Tiritando de frio, Severino Mandacaru emerge
das brumas com um olhar desconfiado, como se temesse uma acolhida pouco amistosa.
Longe disso, agasalhei-o o melhor que pude e preparei-lhe uma birita que uso
nas festas de São Joao, cuja receita não me atrevo a divulgar.

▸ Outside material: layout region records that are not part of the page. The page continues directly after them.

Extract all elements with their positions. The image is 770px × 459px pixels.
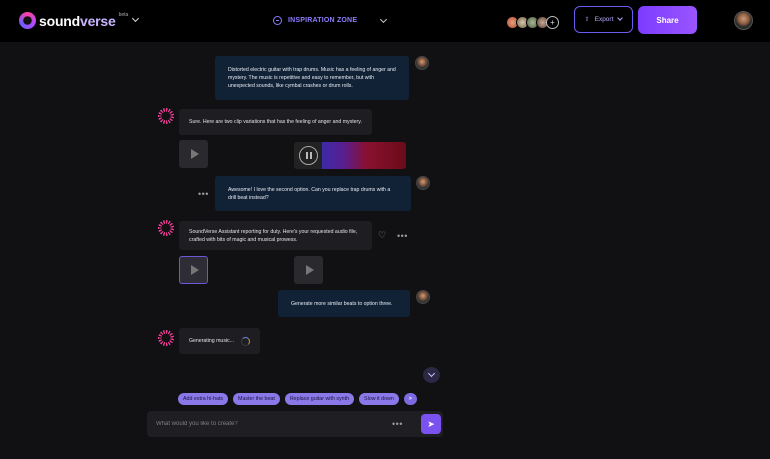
user-avatar bbox=[416, 176, 430, 190]
send-button[interactable]: ➤ bbox=[421, 414, 441, 434]
export-label: Export bbox=[594, 16, 614, 23]
assistant-avatar-icon bbox=[158, 330, 174, 346]
pause-button[interactable] bbox=[299, 146, 318, 165]
play-button[interactable] bbox=[179, 256, 208, 284]
chevron-down-icon bbox=[427, 369, 436, 378]
zone-selector[interactable]: INSPIRATION ZONE bbox=[273, 15, 388, 25]
message-text: Generate more similar beats to option th… bbox=[291, 300, 393, 307]
play-icon bbox=[190, 149, 199, 159]
play-icon bbox=[305, 265, 314, 275]
suggestion-chip[interactable]: Master the beat bbox=[233, 393, 280, 405]
user-avatar bbox=[416, 290, 430, 304]
user-avatar bbox=[415, 56, 429, 70]
logo-mark-icon bbox=[19, 12, 36, 29]
chevron-down-icon bbox=[380, 15, 388, 23]
audio-waveform-player[interactable] bbox=[294, 142, 406, 169]
assistant-message: SoundVerse Assistant reporting for duty.… bbox=[179, 221, 372, 250]
zone-icon bbox=[273, 16, 282, 25]
beta-badge: beta bbox=[118, 11, 129, 18]
assistant-avatar-icon bbox=[158, 220, 174, 236]
chevron-down-icon[interactable] bbox=[132, 14, 140, 23]
pause-icon bbox=[309, 152, 312, 159]
more-options-icon[interactable]: ••• bbox=[397, 232, 408, 241]
play-icon bbox=[190, 265, 199, 275]
message-text: Generating music... bbox=[189, 338, 234, 344]
user-message: Distorted electric guitar with trap drum… bbox=[215, 56, 409, 100]
heart-icon[interactable]: ♡ bbox=[378, 231, 386, 240]
user-message: Awesome! I love the second option. Can y… bbox=[215, 176, 411, 211]
play-button[interactable] bbox=[294, 256, 323, 284]
zone-label: INSPIRATION ZONE bbox=[288, 17, 358, 24]
user-message: Generate more similar beats to option th… bbox=[278, 290, 410, 317]
scroll-down-button[interactable] bbox=[423, 367, 440, 383]
export-button[interactable]: ⇧ Export bbox=[574, 6, 633, 33]
collaborator-avatars[interactable]: + bbox=[506, 16, 559, 29]
suggestion-chip[interactable]: Replace guitar with synth bbox=[284, 393, 355, 405]
prompt-composer: ••• ➤ bbox=[147, 411, 443, 437]
share-button[interactable]: Share bbox=[638, 6, 697, 34]
pause-icon bbox=[305, 152, 308, 159]
prompt-input[interactable] bbox=[156, 421, 386, 427]
assistant-message: Sure. Here are two clip variations that … bbox=[179, 109, 372, 135]
message-text: Sure. Here are two clip variations that … bbox=[189, 119, 362, 125]
play-button[interactable] bbox=[179, 140, 208, 168]
more-suggestions-button[interactable]: > bbox=[403, 393, 417, 405]
suggestion-chip[interactable]: Slow it down bbox=[359, 393, 399, 405]
suggestion-chip[interactable]: Add extra hi-hats bbox=[178, 393, 229, 405]
more-options-icon[interactable]: ••• bbox=[198, 190, 209, 199]
message-text: SoundVerse Assistant reporting for duty.… bbox=[189, 228, 358, 243]
add-collaborator-button[interactable]: + bbox=[546, 16, 559, 29]
send-icon: ➤ bbox=[427, 418, 435, 429]
message-text: Awesome! I love the second option. Can y… bbox=[228, 186, 391, 201]
assistant-avatar-icon bbox=[158, 108, 174, 124]
message-text: Distorted electric guitar with trap drum… bbox=[228, 67, 396, 89]
loading-spinner-icon bbox=[240, 336, 250, 346]
logo-text: soundverse bbox=[39, 12, 116, 29]
chevron-down-icon bbox=[617, 15, 624, 21]
assistant-message: Generating music... bbox=[179, 328, 260, 354]
export-icon: ⇧ bbox=[584, 17, 590, 23]
logo[interactable]: soundverse beta bbox=[19, 11, 140, 29]
top-bar: soundverse beta INSPIRATION ZONE + ⇧ Exp… bbox=[0, 0, 770, 42]
suggestion-chips: Add extra hi-hats Master the beat Replac… bbox=[178, 393, 417, 405]
more-options-icon[interactable]: ••• bbox=[392, 420, 403, 429]
user-avatar[interactable] bbox=[734, 11, 753, 30]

- “Seu Galego bixiguento, como é que você some
desse jeito? Saí da Catinga impiedosa, daquela terra sáfara
maninha, onde nem a macaxeira consegue vingar. Fui para o Brejo da Madre de
Deus, perto de Caruaru e de Fazenda Nova. Você deve conhecer pois representou
ali o espetáculo da Paixão de Cristo ”.
Tem razão Severino, lembro-me bem. Era o
final da década de 50. Fui lá muitas vezes. O espetáculo durava três dias e era
representado num cenário construído em pedra pelos artesãos locais, matutos pouco
instruídos, porém artistas brilhantes que fariam inveja a um Michelangelo. E o
mundo não sabia disso. José Pimentel fazia o Cristo e Ilva Ninho, a Mãe de
Jesus. Clênio Wanderley dirigia o espetáculo e fazia o papel do Judas. Eu fazia
o São Longuinho, o Soldado Romano Longinus, cego, que recupera a visão quando o
sangue de Cristo, já crucificado, jorra sobre os seus olhos. Eram todos meus
heroes.
- Desculpa, Galego mas eu não vim aqui para
conversar firulas e sim falar de coisas sérias, muito sérias.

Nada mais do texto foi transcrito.